THE males of Tasmania puff out their brightly coloured pouches and pump them full of water, all the better to convince the circling females that they will make good fathers. Fights break out among the potential mates desperate to lay their eggs.
This is the exotic world of the "big-bellied" seahorses in the Derwent Estuary in Tasmania, where females outnumber males at least five to one. Their conduct here is even more striking because seahorses are normally monogamous.
The shortage of males may be the key to a dramatic plunge in the Derwent population, and to wildly fluctuating populations in other parts of the country, scientists believe.

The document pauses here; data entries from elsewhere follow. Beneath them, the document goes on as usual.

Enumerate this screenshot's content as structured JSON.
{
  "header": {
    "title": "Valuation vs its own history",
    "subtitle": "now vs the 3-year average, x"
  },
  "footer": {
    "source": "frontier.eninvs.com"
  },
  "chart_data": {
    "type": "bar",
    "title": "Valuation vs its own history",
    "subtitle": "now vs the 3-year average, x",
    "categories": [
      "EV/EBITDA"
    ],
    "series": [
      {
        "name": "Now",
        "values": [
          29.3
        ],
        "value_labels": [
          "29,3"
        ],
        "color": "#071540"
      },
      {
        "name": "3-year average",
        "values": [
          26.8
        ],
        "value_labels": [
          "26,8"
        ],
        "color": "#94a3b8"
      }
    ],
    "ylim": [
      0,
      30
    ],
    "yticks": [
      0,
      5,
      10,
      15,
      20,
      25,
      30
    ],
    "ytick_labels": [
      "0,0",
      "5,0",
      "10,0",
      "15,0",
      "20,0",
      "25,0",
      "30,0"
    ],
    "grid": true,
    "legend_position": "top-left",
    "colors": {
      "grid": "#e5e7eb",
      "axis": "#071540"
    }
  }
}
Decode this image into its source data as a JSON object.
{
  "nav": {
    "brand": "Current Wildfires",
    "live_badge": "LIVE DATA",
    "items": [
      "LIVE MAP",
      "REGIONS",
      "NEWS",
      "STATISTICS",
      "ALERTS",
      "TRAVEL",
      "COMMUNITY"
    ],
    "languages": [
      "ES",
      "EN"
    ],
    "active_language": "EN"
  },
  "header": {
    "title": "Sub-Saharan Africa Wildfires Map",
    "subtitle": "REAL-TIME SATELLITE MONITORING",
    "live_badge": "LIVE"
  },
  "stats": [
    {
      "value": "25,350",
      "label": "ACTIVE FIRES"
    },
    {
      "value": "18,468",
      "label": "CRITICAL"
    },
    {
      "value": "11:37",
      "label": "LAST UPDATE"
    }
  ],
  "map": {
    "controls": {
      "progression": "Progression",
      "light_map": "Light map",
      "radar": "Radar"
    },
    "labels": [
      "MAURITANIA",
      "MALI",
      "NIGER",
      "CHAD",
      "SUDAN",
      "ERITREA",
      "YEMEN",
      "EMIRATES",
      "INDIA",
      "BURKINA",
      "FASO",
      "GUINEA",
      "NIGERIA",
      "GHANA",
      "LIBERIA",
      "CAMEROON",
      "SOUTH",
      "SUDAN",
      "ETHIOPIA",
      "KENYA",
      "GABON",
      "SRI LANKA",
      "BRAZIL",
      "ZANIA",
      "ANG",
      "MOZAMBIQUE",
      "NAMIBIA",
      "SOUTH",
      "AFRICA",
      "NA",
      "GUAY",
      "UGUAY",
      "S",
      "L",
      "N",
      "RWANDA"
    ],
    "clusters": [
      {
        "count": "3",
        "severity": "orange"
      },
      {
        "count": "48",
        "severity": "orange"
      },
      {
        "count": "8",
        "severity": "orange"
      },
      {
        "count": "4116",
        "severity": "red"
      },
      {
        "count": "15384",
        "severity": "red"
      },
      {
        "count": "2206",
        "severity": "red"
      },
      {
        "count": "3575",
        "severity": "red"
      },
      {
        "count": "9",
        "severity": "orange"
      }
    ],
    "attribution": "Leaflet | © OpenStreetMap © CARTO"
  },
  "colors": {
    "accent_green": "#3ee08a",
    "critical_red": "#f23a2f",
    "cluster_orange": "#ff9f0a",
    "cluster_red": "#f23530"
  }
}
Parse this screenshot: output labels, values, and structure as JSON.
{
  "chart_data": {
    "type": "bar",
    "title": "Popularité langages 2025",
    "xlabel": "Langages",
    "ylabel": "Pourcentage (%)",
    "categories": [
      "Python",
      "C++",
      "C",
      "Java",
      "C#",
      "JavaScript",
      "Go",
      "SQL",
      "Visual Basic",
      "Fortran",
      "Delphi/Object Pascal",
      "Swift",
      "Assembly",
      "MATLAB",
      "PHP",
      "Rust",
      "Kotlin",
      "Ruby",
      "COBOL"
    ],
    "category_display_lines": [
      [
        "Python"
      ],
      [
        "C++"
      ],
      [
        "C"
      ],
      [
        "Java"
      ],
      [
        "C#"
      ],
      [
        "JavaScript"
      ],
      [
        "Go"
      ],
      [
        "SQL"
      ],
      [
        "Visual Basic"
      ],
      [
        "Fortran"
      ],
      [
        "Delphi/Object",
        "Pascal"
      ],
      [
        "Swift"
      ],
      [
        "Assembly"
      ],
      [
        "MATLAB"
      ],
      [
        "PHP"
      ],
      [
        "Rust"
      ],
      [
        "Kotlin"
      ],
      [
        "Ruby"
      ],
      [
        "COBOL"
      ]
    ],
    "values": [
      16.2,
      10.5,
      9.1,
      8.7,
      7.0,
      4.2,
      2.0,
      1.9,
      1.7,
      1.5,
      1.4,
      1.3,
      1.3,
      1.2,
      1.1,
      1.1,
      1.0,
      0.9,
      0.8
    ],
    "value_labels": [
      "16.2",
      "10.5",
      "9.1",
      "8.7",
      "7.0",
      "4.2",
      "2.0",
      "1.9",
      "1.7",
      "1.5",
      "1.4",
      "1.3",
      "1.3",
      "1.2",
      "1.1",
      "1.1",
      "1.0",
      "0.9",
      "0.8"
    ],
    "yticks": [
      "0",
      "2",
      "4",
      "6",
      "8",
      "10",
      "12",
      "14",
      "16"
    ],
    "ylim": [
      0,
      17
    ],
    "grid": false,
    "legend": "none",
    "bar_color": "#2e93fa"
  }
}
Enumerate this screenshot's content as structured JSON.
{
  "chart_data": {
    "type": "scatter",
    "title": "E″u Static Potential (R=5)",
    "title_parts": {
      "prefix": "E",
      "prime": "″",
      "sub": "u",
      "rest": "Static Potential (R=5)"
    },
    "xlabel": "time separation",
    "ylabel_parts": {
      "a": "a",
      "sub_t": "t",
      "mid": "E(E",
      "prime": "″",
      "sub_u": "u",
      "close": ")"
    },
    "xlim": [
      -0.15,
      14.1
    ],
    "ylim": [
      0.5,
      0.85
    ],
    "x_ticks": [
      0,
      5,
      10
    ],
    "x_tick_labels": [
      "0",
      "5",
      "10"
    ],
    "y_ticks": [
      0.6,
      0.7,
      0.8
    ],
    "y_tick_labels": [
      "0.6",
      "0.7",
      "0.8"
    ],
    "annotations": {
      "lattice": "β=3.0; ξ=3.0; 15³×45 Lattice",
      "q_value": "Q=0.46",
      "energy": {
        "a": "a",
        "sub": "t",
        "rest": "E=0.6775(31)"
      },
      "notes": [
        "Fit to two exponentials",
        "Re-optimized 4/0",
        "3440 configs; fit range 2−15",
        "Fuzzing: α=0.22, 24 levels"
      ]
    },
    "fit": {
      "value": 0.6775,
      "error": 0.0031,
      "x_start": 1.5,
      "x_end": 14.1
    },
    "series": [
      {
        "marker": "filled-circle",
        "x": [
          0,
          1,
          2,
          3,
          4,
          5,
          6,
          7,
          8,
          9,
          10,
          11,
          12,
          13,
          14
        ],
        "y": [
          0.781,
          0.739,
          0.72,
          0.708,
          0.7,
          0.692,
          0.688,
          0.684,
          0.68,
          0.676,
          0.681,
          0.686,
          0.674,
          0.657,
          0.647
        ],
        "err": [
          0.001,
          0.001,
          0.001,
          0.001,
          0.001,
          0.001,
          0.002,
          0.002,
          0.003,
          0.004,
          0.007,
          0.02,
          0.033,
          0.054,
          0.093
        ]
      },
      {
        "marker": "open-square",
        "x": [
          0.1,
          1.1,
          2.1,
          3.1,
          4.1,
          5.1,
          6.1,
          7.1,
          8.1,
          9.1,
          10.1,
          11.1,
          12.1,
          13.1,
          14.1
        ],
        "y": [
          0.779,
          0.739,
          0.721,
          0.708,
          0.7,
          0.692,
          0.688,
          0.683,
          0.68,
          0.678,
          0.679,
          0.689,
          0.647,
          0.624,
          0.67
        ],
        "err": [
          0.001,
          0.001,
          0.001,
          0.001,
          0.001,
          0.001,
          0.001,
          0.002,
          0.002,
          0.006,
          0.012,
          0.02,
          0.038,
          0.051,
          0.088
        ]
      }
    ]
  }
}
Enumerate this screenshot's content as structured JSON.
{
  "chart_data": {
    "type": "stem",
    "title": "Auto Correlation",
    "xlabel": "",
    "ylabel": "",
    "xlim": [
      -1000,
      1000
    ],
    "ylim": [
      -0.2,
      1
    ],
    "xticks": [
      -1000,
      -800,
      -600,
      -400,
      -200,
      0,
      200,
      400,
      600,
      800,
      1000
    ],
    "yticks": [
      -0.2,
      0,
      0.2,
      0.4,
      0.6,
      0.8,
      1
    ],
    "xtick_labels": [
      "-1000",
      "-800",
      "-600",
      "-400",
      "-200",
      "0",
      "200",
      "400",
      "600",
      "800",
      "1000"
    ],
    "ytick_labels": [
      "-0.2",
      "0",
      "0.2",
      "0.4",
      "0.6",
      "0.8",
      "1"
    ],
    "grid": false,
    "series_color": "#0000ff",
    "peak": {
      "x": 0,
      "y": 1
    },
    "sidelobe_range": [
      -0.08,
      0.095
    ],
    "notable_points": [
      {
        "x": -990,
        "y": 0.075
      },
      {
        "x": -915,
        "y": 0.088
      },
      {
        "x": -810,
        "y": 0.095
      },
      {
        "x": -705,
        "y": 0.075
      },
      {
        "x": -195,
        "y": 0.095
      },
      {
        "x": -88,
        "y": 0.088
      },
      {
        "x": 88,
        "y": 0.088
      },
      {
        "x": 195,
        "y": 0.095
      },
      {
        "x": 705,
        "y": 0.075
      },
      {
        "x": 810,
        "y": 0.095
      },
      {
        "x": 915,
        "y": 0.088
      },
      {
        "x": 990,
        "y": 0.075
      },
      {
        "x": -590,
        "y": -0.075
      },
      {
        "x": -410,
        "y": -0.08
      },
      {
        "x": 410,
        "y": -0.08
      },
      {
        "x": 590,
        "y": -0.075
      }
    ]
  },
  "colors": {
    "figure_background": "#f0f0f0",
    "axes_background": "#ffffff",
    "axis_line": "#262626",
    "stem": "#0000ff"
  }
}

Seahorses are the only animal in the world of which the male becomes "pregnant".
Keith Martin-Smith, a leading scientist with global conservation group Project Seahorse, said the Tasmanian population had steadily declined since late 2000, an overall reduction of 75 per cent.
"Sex-ratio variations are of particular concern to the future populations as the male of the species is wholly responsible for pregnancy and birth," Dr Martin-Smith said. "This is unique in the animal kingdom. It is coming up to the breeding season. The males can afford to be choosey."
Once the male selects a partner, she will lay about 1000 eggs in his pouch. Sperm then runs down a duct into the pouch and thefertilised eggs become embedded in the skin of the pouch, where they hatch four weeks later. The problem for seahorses is their use in the alternative medicine field, with millions caught each year to be used to treat everything from asthma to impotence.
The seahorses' struggle for survival is not limited to Tasmania, with the NSW Government announcing yesterday a new project to examine the effectiveness of using a system of marine parks to protect the species. NSW Department of Primary Industries conservation manager David Harasti said they would begin by monitoring the seahorses inside the Fly Point Aquatic Reserve at Port Stephens on the NSW central coast.